[chronique BD] Gringos Locos

Gringo Locos (c) Dupuis
Gringos Locos (c) Dupuis

Le génial scénariste Yann peut légitimement s’octroyer le titre du plus fidèle fils spirituel de Franquin qui lui avait d’ailleurs confié son Marsupilami. Au tableau de chasse tout terrain de ce fin mercenaire, on compte aussi des albums de Spirou (dont l’excellent Groom Vert-De-Gris sous l’Occupation, déjà réalisé avec Schwartz au dessin, ou des adaptations en patois bruxellois et en breton), Freddy Lombard, Thorgal et sa fille, Lucky Luke, XIII ou Gastoon, digne neveu de son oncle gaffeur. Mais c’est à travers ses œuvres personnelles que Yann démontre toute sa verve de dialoguiste et sa science du gag, comme sa capacité à faire vivre des histoires passionnantes, toujours truffées de jeux de mots, de clins d’œil et de références historiques en variant les toiles de fond: Whitechapel au temps de Jack l’Eventreur (Basile et Victoria), la 2ème guerre mondiale (côté Pacifique avec Pin-Up, côté franco-anglais dans le jeu de massacre de La Patrouille des Libellules), le Paris des péripatéticiennes (Lolo & Sucette), le missionnariat sous les tropiques (Odilon Verjus, soldat du Christ chez les Papous), la guerre d’Algérie (O.A.S.), le Katanga de Bob Dénard et Mai 68 (Célestin Spéculoos), la guerre de Corée, les bas-fonds de Hong-Kong sous l’Empire Britannique et l’Amérique du Docteur Folamour avec Les Innommables, sa série la plus longue et son chef d’œuvre, réalisée en étroite collaboration avec Conrad.

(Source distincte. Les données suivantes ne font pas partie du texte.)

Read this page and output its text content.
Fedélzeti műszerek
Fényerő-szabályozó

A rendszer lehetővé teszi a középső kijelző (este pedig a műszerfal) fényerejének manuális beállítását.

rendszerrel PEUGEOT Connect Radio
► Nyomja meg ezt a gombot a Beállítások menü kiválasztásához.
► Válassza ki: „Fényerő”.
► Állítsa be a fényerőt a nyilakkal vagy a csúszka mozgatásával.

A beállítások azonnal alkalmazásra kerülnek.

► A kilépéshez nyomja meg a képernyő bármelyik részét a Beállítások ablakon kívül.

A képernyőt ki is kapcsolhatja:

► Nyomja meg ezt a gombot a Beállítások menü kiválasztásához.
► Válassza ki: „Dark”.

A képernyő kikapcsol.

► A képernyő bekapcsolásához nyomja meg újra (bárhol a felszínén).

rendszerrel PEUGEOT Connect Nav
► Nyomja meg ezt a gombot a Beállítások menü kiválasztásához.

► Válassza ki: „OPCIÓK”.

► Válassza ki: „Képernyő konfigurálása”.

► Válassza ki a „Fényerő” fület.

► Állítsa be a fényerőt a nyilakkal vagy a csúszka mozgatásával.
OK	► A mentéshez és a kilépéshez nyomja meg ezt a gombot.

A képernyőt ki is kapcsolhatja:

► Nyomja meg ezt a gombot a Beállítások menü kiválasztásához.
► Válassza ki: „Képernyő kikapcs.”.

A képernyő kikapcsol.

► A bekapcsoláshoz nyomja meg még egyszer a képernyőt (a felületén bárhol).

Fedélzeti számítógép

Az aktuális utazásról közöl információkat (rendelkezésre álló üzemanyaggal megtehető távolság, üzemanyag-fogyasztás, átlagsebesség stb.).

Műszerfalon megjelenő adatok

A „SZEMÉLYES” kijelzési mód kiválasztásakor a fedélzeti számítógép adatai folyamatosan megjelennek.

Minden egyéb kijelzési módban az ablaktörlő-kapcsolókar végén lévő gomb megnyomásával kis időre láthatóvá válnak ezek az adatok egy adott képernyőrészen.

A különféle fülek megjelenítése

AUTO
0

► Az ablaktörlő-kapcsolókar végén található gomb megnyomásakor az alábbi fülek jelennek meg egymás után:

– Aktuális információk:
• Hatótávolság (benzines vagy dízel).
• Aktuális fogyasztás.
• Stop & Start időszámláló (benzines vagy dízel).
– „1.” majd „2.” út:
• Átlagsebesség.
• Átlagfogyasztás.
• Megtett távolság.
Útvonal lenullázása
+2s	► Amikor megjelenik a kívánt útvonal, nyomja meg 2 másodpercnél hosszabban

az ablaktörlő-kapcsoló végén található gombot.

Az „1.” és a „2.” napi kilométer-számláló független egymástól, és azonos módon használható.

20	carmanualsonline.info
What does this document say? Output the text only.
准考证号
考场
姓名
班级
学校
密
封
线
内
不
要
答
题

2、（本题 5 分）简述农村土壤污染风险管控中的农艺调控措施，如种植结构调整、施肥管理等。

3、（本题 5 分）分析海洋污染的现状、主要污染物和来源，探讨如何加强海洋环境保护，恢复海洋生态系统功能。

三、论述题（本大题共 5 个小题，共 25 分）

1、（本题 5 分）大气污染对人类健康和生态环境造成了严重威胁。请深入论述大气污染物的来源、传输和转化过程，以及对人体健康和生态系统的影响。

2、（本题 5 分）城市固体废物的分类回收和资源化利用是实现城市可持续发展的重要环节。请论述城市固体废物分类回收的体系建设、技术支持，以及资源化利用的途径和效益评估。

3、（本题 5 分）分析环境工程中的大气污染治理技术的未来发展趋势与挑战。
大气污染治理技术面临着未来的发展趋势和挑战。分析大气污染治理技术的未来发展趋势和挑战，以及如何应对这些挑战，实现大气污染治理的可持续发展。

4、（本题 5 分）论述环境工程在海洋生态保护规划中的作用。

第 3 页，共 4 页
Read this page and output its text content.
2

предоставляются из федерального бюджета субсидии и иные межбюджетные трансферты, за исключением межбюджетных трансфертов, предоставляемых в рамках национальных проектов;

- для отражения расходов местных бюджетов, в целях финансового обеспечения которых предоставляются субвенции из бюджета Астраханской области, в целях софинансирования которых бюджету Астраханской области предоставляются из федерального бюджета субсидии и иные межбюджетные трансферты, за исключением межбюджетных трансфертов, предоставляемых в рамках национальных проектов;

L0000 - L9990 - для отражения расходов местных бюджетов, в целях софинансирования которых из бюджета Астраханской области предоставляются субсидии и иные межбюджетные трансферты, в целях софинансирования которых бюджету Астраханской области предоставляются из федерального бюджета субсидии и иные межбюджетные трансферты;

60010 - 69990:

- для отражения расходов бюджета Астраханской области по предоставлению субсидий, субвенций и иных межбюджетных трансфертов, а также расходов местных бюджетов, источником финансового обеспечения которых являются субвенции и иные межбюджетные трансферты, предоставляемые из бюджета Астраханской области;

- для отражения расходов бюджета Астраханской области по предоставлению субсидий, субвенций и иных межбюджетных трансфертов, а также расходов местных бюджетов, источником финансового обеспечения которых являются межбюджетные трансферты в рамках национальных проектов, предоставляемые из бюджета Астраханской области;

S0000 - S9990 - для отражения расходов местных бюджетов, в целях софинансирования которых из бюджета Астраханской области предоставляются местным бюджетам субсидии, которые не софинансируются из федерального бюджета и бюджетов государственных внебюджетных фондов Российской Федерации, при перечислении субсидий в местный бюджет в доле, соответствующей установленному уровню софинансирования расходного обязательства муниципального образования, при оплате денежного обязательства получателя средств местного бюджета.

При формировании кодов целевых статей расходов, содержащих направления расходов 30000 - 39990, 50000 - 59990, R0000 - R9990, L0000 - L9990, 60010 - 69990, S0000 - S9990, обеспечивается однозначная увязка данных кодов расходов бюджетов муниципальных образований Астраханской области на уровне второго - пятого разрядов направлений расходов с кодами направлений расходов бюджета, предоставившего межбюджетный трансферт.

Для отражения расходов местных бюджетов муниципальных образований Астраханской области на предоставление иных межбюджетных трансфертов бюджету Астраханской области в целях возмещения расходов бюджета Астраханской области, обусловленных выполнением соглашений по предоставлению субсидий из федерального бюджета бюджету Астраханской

Ce facétieux bruxellois d’adoption aime jouer avec la grande Histoire pour nous raconter les siennes, des histoires parallèles ou perpendiculaires, avec un sens de l’humour acide, aussi jubilatoire que provoc, tendre ou désespéré. Dans Gringos Locos, c’est à un épisode fondateur de la BD franco-belge qu’il s’attaque : l’Odyssée américaine menée par le tutélaire Joseph Gillain alias Jijé en capitaine de vaisseau, sa femme et ses trois enfants, accompagnés de Morris, jeune dessinateur de Lucky Luke au tempérament de chaud lapin, et d’André Franquin, suiveur gaffeur et sentimental, mi-Gaston mélancolique, mi-Averell torturé ; tout ce petit monde embarqué dans une grosse américaine pour traverser le continent d’Est en Ouest jusqu’à Tijuana, quittant la vieille Europe que Jijé pensait vouée à la 3ème guerre mondiale (on est en 1948), avec le doux espoir bravache de conquérir l’Amérique et de se faire embaucher par Disney.

Cette épopée picaresque est également mise en perspective dans une interview de Yann s’expliquant sur la mouture de ce projet vieux de trente ans et les vives critiques qu’à suscité, de la part de la fille de Franquin et des cinq enfants Gillain, sa prépublication dans le Journal de Spirou en 2012. Un droit de réponse d’un des fils Gillain apportant sa version de l’histoire est même inclus dans un portfolio truffé de photos d’époque. La morale de celle-ci étant sûrement résumée par la mythique imprécation de John Wayne dans L’Homme qui tua Liberty Valance, habilement placée en exergue: « Quand la légende est plus belle que la réalité, imprime la légende ! ».